An eviction crisis looms in Fresno. Right-to-counsel laws give renters a better chance
The timeless trope of the Miranda warning is familiar to most anyone who’s watched a post-Perry Mason police questioning: The Constitution guarantees criminal defendants the right to an attorney — including court-appointed advocates for those who can’t afford a lawyer.
Far fewer are aware that such broad federal protections don’t extend to civil cases, including for tenants facing eviction. Research shows that while 90% of property owners typically have the resources to hire their own lawyer, the vast majority of tenants in these cases don’t have a legal advocate by their side. In Fresno, 73% of landlords have lawyers vs. 1% of tenants.
With tens of millions of renters at risk of homelessness, the federal Centers for Disease Control recently extended its eviction moratorium, recognizing the public health risks of turning people out of their homes during a global pandemic.
Despite its stated goal, the moratorium hasn’t stopped evictions; its many exemptions and loopholes — including no requirement that landlords actually inform tenants about the emergency rule — tilt in favor of property owners.
Outside of Washington, D.C., a growing number of cities and states — including Fresno — are turning to a more systematic approach to the nationwide eviction crisis: right-to-counsel laws in landlord-tenant disputes, recognizing a fair process requires lawyers for both sides.
Locally, as city officials consider both a right to counsel program offered by the Fresno Right to Counsel Coalition and a narrower rental mediation program proposed by Council President Luis Chavez, it’s instructive to note that right to counsel programs elsewhere have proven to increase legal representation, reduce evictions and homelessness, and ultimately save the city money.
In 2017, New York City enacted the nation’s first right-to-counsel law for those facing eviction in court. As a result, not only do many more defendants have lawyers, but landlords are filing fewer evictions. As for outcomes? Almost 90 percent of households with lawyers have been able to stay in their homes.
In San Francisco, where voters approved a 2018 ballot measure ensuring right to counsel for those facing eviction, such filings are also down. And in Cleveland, which adopted its program in 2020, data for its first six months shows that 93 percent of tenants with counsel were able to avoid eviction.
Those cities are joined by Baltimore, Boulder, Newark, Philadelphia and Seattle, where elected leaders have approved yet another right-to-counsel ordinance.

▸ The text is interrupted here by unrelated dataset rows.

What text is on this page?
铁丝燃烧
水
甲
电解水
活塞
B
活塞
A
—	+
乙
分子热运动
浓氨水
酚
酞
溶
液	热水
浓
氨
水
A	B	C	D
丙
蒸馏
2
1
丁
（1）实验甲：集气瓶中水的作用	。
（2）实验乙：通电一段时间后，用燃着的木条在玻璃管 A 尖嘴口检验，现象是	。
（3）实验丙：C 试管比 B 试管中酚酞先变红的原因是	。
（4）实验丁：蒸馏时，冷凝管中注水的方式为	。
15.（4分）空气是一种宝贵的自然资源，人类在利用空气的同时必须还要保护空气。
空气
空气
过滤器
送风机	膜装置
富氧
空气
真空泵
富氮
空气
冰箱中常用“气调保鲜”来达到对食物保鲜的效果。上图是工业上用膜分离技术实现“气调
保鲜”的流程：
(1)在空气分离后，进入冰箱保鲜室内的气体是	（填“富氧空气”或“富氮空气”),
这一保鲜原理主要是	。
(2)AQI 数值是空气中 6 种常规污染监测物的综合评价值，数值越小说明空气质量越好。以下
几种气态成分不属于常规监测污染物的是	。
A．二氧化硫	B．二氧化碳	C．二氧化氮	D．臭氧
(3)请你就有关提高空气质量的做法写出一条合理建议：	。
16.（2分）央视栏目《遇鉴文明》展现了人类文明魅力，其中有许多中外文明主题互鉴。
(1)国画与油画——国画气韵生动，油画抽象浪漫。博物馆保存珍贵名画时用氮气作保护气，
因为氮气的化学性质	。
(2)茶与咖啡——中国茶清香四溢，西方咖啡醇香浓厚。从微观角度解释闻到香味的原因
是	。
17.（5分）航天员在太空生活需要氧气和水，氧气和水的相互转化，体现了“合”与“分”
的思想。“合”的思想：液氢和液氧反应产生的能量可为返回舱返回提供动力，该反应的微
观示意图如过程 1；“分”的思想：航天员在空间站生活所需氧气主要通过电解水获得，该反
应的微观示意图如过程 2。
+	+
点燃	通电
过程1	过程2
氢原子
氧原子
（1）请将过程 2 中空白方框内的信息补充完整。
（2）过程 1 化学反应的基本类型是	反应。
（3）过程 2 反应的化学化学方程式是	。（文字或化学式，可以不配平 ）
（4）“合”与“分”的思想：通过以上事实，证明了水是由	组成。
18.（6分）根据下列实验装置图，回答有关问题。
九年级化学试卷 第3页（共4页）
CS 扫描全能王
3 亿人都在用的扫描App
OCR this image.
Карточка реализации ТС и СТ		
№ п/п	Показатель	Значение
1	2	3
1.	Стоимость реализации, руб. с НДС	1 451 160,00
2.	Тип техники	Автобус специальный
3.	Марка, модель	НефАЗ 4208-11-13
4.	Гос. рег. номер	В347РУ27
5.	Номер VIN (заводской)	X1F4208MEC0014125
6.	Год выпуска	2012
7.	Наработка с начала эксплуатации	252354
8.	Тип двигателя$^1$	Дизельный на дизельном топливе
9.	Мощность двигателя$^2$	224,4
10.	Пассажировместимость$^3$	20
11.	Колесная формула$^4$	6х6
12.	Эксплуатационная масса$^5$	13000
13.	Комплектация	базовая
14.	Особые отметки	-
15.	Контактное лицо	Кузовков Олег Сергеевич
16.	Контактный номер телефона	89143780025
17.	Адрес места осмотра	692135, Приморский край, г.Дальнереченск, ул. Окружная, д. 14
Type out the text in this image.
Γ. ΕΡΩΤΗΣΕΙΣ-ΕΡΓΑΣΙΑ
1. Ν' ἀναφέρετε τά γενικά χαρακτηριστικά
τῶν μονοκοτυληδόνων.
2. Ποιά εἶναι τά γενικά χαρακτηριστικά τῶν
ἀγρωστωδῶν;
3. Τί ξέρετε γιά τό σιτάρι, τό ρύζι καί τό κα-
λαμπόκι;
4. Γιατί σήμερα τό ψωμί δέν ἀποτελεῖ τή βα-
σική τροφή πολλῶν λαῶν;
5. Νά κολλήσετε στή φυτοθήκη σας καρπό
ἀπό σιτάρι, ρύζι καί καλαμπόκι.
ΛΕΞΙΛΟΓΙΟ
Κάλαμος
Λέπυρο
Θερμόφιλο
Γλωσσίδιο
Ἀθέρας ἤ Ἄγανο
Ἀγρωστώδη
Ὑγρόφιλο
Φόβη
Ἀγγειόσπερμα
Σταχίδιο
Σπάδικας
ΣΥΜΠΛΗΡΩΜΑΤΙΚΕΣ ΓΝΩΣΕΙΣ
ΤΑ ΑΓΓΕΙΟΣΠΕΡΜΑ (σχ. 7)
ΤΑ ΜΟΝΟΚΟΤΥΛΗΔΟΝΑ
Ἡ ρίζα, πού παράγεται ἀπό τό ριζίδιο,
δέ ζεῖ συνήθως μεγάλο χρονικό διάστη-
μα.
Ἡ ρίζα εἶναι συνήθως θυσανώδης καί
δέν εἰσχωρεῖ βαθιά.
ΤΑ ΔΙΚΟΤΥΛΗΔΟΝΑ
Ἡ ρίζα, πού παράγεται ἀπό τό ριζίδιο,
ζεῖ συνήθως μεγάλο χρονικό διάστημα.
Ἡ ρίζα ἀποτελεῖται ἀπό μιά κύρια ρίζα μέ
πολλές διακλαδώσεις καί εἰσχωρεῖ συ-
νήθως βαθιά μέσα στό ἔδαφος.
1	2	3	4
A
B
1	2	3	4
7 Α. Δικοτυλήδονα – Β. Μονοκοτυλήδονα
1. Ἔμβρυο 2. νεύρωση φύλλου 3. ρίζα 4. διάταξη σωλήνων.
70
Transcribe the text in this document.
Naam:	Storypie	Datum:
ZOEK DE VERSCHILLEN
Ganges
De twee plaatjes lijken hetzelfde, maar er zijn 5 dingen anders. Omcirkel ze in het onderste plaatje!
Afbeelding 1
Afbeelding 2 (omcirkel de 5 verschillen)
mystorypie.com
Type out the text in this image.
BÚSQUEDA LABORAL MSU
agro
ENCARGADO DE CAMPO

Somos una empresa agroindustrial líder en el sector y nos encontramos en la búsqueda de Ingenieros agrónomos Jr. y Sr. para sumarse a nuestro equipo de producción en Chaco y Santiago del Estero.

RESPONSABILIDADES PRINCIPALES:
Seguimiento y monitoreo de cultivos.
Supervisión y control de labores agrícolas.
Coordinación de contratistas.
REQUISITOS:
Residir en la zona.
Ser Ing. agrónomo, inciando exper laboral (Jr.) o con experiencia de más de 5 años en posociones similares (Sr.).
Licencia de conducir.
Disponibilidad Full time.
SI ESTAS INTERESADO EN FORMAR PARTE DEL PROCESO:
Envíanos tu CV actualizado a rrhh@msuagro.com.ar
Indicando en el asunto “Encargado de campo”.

Similar ordinances are being debated in Tulsa, while in Denver, organizers and city leaders alike are pushing to bring voters a right-to-counsel ballot measure in the fall. Pilot projects are in place in Houston and under consideration in Milwaukee.
At the state level, tenant right-to-counsel bills have been filed in eight states: Connecticut, Maryland, Massachusetts, Minnesota, Nebraska, South Carolina , Washington and New York, where it would cover those ages 62 and over.
Public support for such legal protection is high. A February survey of likely voters nationwide found that across party lines, more than two-thirds support a right to counsel in eviction proceedings “similar to the right that exists for criminal cases.” Similarly high margins of support were expressed for increased funding of legal services by Congress to prevent evictions.
The country’s eviction crisis ravaged low-income and marginalized communities long before COVID-19’s arrival. And as the CDC notes, evictions result in increased homelessness and force families to stay in shelters, in cars, or with friends or family as they double up and surf from couch to couch.
It’s against this backdrop that Congress tasked the nonprofit Legal Services Corporation, the nation’s largest funder of civil legal aid, to examine how varying state and local laws affect eviction outcomes.
Once that research is completed later this year, LSC will use it to create data-driven interventions addressing root causes of housing instability in the hardest-hit communities.
But more immediately, the nation must not withhold lifesaving supports, including expanding the civil right to counsel when eviction is at stake.